Sharapova had been using meldonium for 10 years and was unaware that it had been newly banned before failing the drug test, she said. The International Tennis Federation and the WTA said it warned players five times the drug would soon be banned before initiating the change. Sharapova acknowledges not reading the emails thoroughly and took responsibility for the failed test.


But will voters believe her excuse?

Do you believe her?

Because you know what? I don’t.

The Latvian chemist who invented the drug said he did so to help Soviet troops breathe better when fighting in the mountains of Afghanistan. The World Anti-Doping Agency announced in 2015 that it was banning the substance in 2016. After the change, more than 170 athletes — nearly all from Eastern Europe — failed the test. We’re talking Olympic medalists from a variety of sports.

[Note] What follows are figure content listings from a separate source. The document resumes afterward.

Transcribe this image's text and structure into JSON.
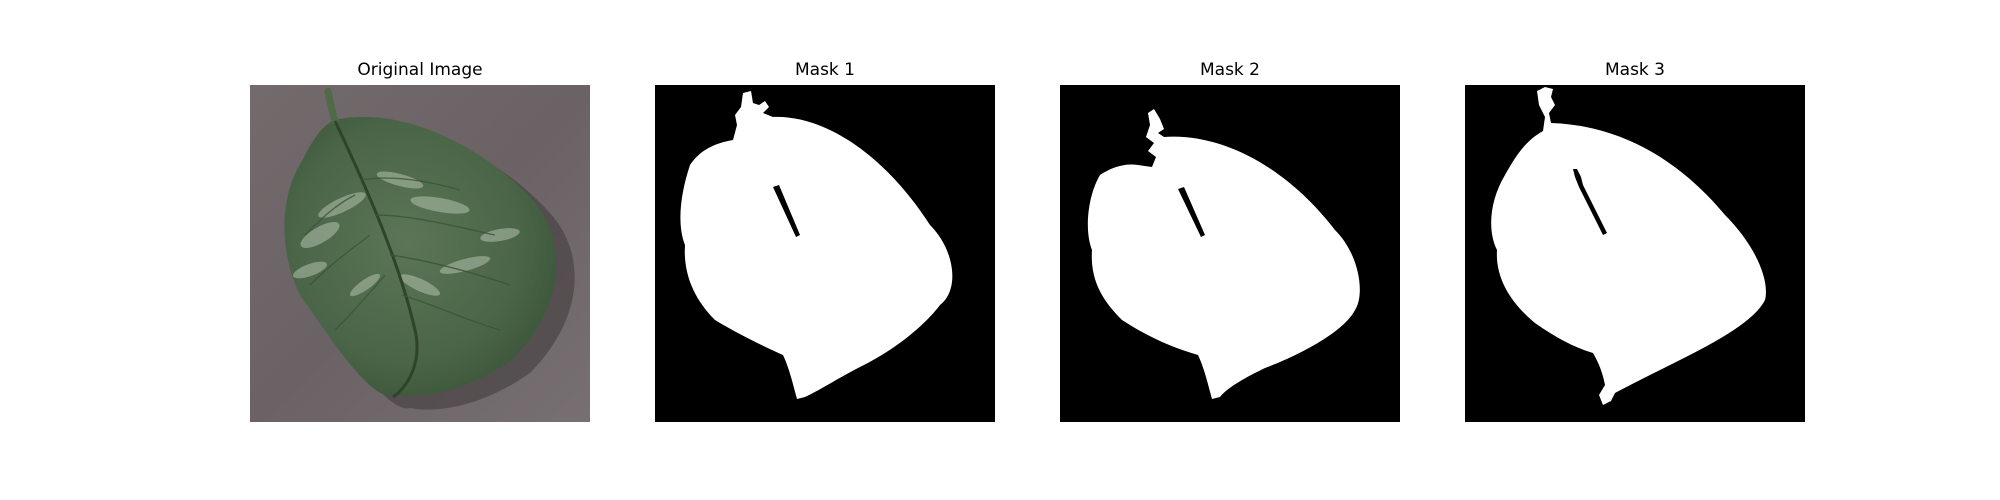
{
  "figure": {
    "panels": [
      {
        "title": "Original Image",
        "kind": "photo"
      },
      {
        "title": "Mask 1",
        "kind": "mask"
      },
      {
        "title": "Mask 2",
        "kind": "mask"
      },
      {
        "title": "Mask 3",
        "kind": "mask"
      }
    ],
    "colors": {
      "background": "#ffffff",
      "mask_background": "#000000",
      "mask_foreground": "#ffffff",
      "leaf": "#4f6b4b",
      "leaf_dark": "#3e5a3d",
      "leaf_patch": "#a8b6a2",
      "surface": "#6e6669"
    }
  }
}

Boxer Alexander Povetkin had his title fight against Deontay Wilder called off for testing positive for meldonium. Povetkin claimed it was left over in his system from before it was banned. However, random tests performed more than a month before the scheduled fight — and weeks before the failed test — did not find the substance in his system. In other words, it is clear Povetkin was trying to get a competitive advantage before the fight.

Maria Sharapova shakes hands with Serena Williams at the U.S. Open last year.
Maria Sharapova, right, shakes hands with Serena Williams after losing in straight sets at the U.S. Open last year.
(Charles Krupa / Associated Press)

I get not checking emails — Lord knows, it’s among my least favorite things to do. But it’s quite the coincidence to have the one drug designed to help soldiers climb every mountain also be the drug of choice to address all of her ills. Williams’ husband, Alexis Ohanian, isn’t buying it. He threw major shade her way by rocking a D.A.R.E. T-shirt at the U.S. Open while his wife was en route to a 6-1, 6-1 victory over Sharapova.

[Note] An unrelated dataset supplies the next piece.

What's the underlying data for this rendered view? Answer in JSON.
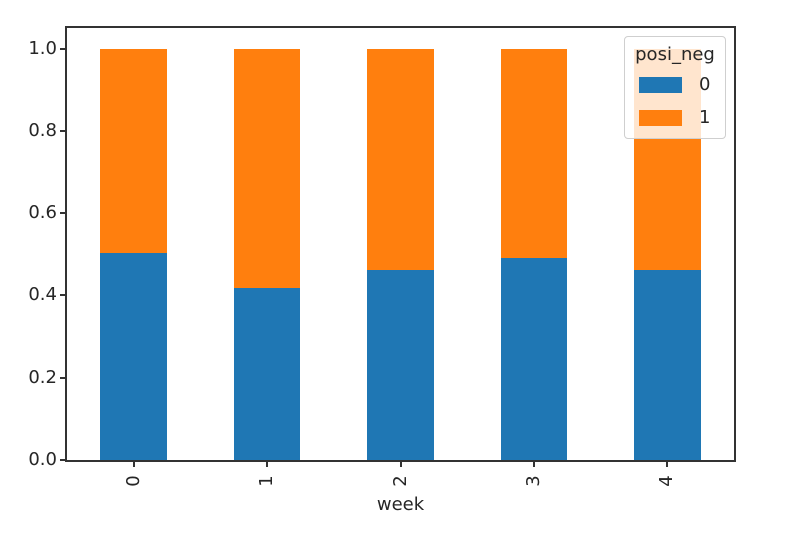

As we all know, baseball has had to deal with this issue for years and the consensus has been that no one found to have used PEDs gets in the Hall of Fame. But this is tennis’ first brush with the controversy. We’re years away from Sharapova being eligible, but if the journalists who cover this beautiful sport want to protect it they can’t allow time to heal this wound.

Sharapova was an amazing player who battled multiple shoulder injuries to become one of the greatest to pick up a racket. She was known for her powerful groundstrokes, her loud on-court grunts and relentlessness. She also was suspended for using a performance enhancement drug. What Sharapova has done automatically gets her name on the ballot. And what she has done should automatically make her someone voters should not reward.


Baseball doesn’t always handle cheaters the right way (see “Asterisks, Houston”) but it has the Hall of Fame part right.